As long as you keep the boost under 10lbs with a good safe and reliable tune, your 98 should live. The trick is a good tune and low boost. I would definitely go with an intercooled setup on no matter the FI route be in turbo, centri or roots. The benefits of an intercooler far outweigh the the cost and effort to install in that you will have more consistant intake air temps vs non-intercooled. Besides, the cost of an intercooler isn't all that great when you are doing a complete setup.



NCKiss -

My 99 is ProCharged. Let me know if you have any specific questions and I will try to answer them. The complete specs on my car are listed on the MM Performance website at http://www.mmperformance.us/mm%20cars.htm. I hope the mods do not mind me posting that link.... besides, Torrey has been answering questions in here already.


Kevin

blk04cobra1
01-08-2008, 03:48 PM
is the 98 kb kit intercooled? if not id stay away from it and look at a centrifugal kit. heat is the enemy
You are correct, apparently they have new manifold to increase air flow and keep the temps down...check out this page:

http://www.kennebell.net/superchargers/ford/mustang-cobra46/mustangcobra46.htm

bolt-on
01-18-2008, 05:56 PM
The 98 just needs a little more giddyup... not 600, but a nice 400 to go along with the Borla side outlet exhaust music. Dammit I love the sound of this car :D. The car was making about 306 rwhp after the Paul's HP tune and many bolt on engine mods, but no low end due to the removed IM runners. I am going to do a compression and leak down test as has been suggested, see what I am starting with.

Dennis,

As I recall, you had the 98 at GingerMan after receiving the Paul's HP tune. It did not seem to need a supercharger as you were blasting around the track quite well. Glad to hear you decided to saddle up and have some fun with the pony cars.

poolman
01-19-2008, 05:54 AM
Hi Larry!

How are you and the lovely wife? Good to here from you. :thumbsup:

I really like Gingerman....wish it was a bit closer to SC. I have always wanted to put a Kenne Bell on that car, Tim Taylor more power disease I suppose...arrrg.

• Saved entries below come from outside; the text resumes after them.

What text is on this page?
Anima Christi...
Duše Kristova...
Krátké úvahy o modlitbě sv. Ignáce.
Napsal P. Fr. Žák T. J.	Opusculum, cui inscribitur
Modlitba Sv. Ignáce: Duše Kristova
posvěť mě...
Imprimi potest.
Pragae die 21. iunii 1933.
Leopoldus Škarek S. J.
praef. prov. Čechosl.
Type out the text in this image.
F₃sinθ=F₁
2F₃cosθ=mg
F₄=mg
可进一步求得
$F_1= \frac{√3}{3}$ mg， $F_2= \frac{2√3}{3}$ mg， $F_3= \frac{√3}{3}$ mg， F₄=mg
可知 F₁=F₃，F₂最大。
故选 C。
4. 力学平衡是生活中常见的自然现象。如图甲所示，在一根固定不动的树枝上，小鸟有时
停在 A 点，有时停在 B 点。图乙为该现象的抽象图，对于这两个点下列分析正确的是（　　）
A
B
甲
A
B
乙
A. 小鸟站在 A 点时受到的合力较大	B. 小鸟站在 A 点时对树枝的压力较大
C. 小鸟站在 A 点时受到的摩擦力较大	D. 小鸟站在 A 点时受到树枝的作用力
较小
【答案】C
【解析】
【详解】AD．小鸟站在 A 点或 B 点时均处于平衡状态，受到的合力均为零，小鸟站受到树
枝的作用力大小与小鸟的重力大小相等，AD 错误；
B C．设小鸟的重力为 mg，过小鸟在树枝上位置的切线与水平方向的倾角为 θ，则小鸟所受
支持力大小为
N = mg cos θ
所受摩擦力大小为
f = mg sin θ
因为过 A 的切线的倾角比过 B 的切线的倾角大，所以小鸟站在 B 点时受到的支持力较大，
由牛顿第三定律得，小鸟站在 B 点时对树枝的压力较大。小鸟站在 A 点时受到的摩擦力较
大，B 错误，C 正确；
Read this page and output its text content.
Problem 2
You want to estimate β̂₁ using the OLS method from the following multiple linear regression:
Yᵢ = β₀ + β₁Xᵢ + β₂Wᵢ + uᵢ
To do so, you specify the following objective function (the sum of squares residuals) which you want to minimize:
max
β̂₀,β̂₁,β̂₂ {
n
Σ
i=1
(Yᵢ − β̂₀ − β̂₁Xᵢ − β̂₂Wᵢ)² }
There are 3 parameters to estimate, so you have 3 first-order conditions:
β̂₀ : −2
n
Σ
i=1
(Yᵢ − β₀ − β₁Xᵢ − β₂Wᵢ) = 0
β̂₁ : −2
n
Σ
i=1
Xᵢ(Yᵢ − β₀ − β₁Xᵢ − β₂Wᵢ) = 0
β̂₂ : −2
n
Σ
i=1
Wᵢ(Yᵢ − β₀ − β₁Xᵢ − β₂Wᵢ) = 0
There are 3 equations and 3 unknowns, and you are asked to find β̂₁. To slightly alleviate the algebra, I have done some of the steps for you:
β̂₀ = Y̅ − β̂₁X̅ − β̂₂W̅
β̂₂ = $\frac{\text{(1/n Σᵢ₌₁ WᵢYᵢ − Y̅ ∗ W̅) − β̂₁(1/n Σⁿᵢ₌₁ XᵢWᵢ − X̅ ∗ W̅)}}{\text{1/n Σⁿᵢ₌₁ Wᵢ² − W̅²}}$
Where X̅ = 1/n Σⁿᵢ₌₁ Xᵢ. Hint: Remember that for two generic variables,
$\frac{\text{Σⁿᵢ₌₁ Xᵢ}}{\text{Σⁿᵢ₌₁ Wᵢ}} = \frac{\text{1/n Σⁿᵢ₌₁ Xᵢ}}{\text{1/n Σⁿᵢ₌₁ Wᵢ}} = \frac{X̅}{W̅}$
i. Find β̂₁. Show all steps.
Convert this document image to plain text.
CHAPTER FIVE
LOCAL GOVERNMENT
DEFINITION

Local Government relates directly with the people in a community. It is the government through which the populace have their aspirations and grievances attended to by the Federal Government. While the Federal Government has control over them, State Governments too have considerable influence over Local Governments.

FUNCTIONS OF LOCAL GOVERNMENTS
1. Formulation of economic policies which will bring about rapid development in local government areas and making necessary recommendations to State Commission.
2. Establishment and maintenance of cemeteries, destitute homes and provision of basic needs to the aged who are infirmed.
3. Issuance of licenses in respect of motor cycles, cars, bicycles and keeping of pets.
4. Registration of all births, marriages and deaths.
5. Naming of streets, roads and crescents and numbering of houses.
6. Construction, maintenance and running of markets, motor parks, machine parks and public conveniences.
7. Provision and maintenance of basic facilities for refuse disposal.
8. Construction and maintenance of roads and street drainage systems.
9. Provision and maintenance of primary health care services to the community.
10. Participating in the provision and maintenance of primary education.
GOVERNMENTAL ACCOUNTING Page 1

Yes, I have been away too long, missed the fun and friends. Hope to see you again soon. Dennis

Dennis,

As I recall, you had the 98 at GingerMan after receiving the Paul's HP tune. It did not seem to need a supercharger as you were blasting around the track quite well. Glad to hear you decided to saddle up and have some fun with the pony cars.[/QUOTE]

ProfChaos
02-12-2008, 02:52 AM
In his book _How to Build Max-Performance 4.6-Liter Ford Engines_ (http://www.mre-books.com/sa82/sa82_3.html), Sean Hyland recommends that one "limit use of the stock ['96-'01 powdered-metal, cracked-cap Cobra connecting] rods [to use] in engines of 450 hp or less."

According to Hyland, the "Manley forged-steel rods" in '03-'04 Cobras are much better suited to higher-horsepower applications. The powdered-metal, cracked-cap rods sometimes fail in higher horsepower applications (as shown in the catastrophic failure pictured in the second black-and-white image at the above hyperlink).

cheers,
--Professor Chaos

909COBRA
02-17-2008, 02:16 PM
In his book _How to Build Max-Performance 4.6-Liter Ford Engines_ (http://www.mre-books.com/sa82/sa82_3.html), Sean Hyland recommends that one "limit use of the stock ['96-'01 powdered-metal, cracked-cap Cobra connecting] rods [to use] in engines of 450 hp or less."

According to Hyland, the "Manley forged-steel rods" in '03-'04 Cobras are much better suited to higher-horsepower applications. The powdered-metal, cracked-cap rods sometimes fail in higher horsepower applications (as shown in the catastrophic failure pictured in the second black-and-white image at the above hyperlink).